An Opera for the New Generation
While Divakaruni has been chronicling the immigrant experience in many of her works, she says Meera story is a look at the next generation.
River of Light is very much grounded in the rhythm and idiosyncrasies of life in Houston, the rodeo, downtown tunnels, the art car parade.
“I took little things I’ve observed in the younger generation,” she said. “Meera belongs to the next generation from me. She’s not one of those early immigrates who came here and really clung to each other. She comes from a much more empowered position. She had a great job. . .When she comes she feels no need to connect to the Indian community. She’s really a much more contemporary, global version of the immigrant.”
That position of confidence in her shiny new life, is what also leads to great inner conflict when Meera wants to buy lanterns to celebrate Diwali in Houston, but only sees pumpkins and witch masks everywhere she goes. Some of the funniest moments in River of Light, and there’s quite a bit of humor in the piece, arises from the fact that Meera’s existential crisis is triggered by her being a bad shopper who never ventures outside the Loop.
Houston and Beyond
River of Light is very much grounded in the rhythm and idiosyncrasies of life in Houston, the rodeo, downtown tunnels, the art car parade, and operas about sports, but Divakaruni also sees many universal elements in the story.

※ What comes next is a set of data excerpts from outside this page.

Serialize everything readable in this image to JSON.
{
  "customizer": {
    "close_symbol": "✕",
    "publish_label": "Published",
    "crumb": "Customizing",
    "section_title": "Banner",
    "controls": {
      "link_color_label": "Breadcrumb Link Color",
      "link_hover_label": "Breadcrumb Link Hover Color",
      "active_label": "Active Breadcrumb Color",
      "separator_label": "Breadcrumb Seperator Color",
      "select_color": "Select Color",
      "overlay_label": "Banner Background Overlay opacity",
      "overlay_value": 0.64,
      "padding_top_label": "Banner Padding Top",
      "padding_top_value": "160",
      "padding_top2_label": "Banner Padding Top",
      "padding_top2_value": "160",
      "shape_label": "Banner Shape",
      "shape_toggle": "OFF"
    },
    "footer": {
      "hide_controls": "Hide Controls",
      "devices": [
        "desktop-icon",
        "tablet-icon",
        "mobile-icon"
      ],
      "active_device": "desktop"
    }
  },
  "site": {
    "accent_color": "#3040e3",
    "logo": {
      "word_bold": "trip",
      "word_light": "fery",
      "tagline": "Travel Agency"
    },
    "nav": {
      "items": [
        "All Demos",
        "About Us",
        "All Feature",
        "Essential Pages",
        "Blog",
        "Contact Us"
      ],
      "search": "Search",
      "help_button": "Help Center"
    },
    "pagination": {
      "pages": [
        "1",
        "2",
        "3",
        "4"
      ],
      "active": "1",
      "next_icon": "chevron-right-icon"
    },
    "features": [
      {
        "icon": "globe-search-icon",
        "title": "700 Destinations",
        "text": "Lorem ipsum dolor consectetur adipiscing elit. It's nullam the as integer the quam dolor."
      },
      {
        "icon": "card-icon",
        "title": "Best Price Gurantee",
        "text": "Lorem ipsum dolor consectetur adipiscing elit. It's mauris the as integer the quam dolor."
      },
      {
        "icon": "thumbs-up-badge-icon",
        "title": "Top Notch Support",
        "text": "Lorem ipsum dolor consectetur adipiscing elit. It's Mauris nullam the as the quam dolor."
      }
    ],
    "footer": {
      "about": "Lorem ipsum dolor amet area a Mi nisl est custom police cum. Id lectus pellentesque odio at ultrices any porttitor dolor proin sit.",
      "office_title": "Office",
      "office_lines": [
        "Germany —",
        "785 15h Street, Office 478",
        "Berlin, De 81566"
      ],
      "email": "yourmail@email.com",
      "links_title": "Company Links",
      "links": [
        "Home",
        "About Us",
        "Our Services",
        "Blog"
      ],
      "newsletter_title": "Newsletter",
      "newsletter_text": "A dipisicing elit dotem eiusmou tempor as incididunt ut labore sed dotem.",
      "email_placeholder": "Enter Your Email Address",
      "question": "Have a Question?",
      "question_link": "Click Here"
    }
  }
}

“Some parts are very Houstonian, but if you look at the whole experience, it’s very universal,” she said. “It could happen in any city in American, any country in the world where someone comes from a different culture, marries into a different culture, which is an act of great adventure. . .
"You embrace those customs and it’s exciting, but there comes a moment when you say: Oh the culture I left behind was very important and I have to reclaim it because I’m going to have a kid. I’m the only one who can pass that culture on.”